Published online by Cambridge University Press: 24 February 2023
Introduction
As with the accounts extracted in the previous chapter, rolls of inventories, livery and other forms of medieval business writing provide an excellent source for the detailed naming of medieval clothing and textiles. Often the intent in such record-keeping is not just to keep an accurate record of who possessed or who received what, but to provide a precise description of the item or garment in question.
The three extracts which open the chapter are all drawn from the very detailed inventories of the medieval cathedral of St Paul in London, dating from the middle and later part of the thirteenth century and from the beginning of the fifteenth. The descriptive detail they provide of vestments, altar cloths, cathedral plate and so forth is exceptionally descriptive for the text type, and gives us a very vivid account of the cloth and clothing in the cathedral’s possession at the times of the inventories.
These are followed by a collection of extracts taken from the middle of a roll of liveries of Edward III for 1347–9. The extracts are noteworthy because they contain various items of dress and accoutrements for royal tournaments and celebrations, including some of the first references to the uniforms of the Order of the Garter, as well as costumes for ludi (pageants, entertainments) celebrated at Christmas.
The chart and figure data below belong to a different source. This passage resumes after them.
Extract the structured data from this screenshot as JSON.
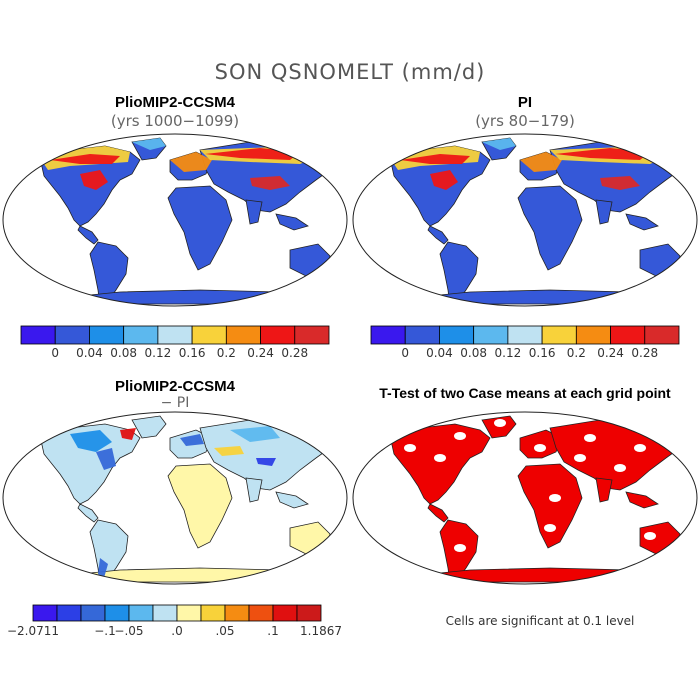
{
  "figure": {
    "title": "SON QSNOMELT (mm/d)"
  },
  "panels": [
    {
      "id": "top-left",
      "title": "PlioMIP2-CCSM4",
      "subtitle": "(yrs 1000−1099)"
    },
    {
      "id": "top-right",
      "title": "PI",
      "subtitle": "(yrs 80−179)"
    },
    {
      "id": "bottom-left",
      "title": "PlioMIP2-CCSM4",
      "subtitle": "− PI"
    },
    {
      "id": "bottom-right",
      "title": "T-Test of two Case means at each grid point",
      "subtitle": ""
    }
  ],
  "colorbars": {
    "absolute": {
      "colors": [
        "#3a18ee",
        "#3558d8",
        "#1e8fe8",
        "#5cb8ee",
        "#bfe2f2",
        "#f8d23a",
        "#f58c12",
        "#ee1616",
        "#d92a2a"
      ],
      "labels": [
        "0",
        "0.04",
        "0.08",
        "0.12",
        "0.16",
        "0.2",
        "0.24",
        "0.28"
      ]
    },
    "difference": {
      "colors": [
        "#3a18ee",
        "#2c3fe6",
        "#3568d8",
        "#1e8fe8",
        "#5cb8ee",
        "#bfe2f2",
        "#fff7a8",
        "#f8d23a",
        "#f58c12",
        "#ee5010",
        "#e01010",
        "#cc1a1a"
      ],
      "labels": [
        "−2.0711",
        "−.1",
        "−.05",
        ".0",
        ".05",
        ".1",
        "1.1867"
      ]
    }
  },
  "map_colors": {
    "ocean": "#ffffff",
    "land_low": "#3558d8",
    "diff_base": "#bfe2f2",
    "diff_warm": "#fff7a8",
    "significant": "#ee0000"
  },
  "note": "Cells are significant at 0.1 level"
}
Extracts from the inventories Three inventories of St Paul’s Cathedral
Inventories compiled in 1245, 1295 and 1402 list the treasures, including metalwork, books, vestments and soft furnishings, belonging to St Paul’s Cathedral, London. They testify to the vast quantities, the richness of fabric and the gold and jewelled ornament of the textiles owned by the cathedral. The first two inventories coincide with a period of expansion of the Norman cathedral (‘old St Paul’s’), the fourth to be built on the site, which was, by its completion in 1314, one of the largest in Europe, with a 400-foot spire and a magnificent rose window. In the 1530s King Henry VIII would begin confiscating church wealth and dissolving monasteries. About the same time more austere approaches to worship were advocated as a result of the Protestant Reformation, rendering outdated the medieval Church’s relics in their magnificent shrines, opulent furnishings and sumptuous vestments.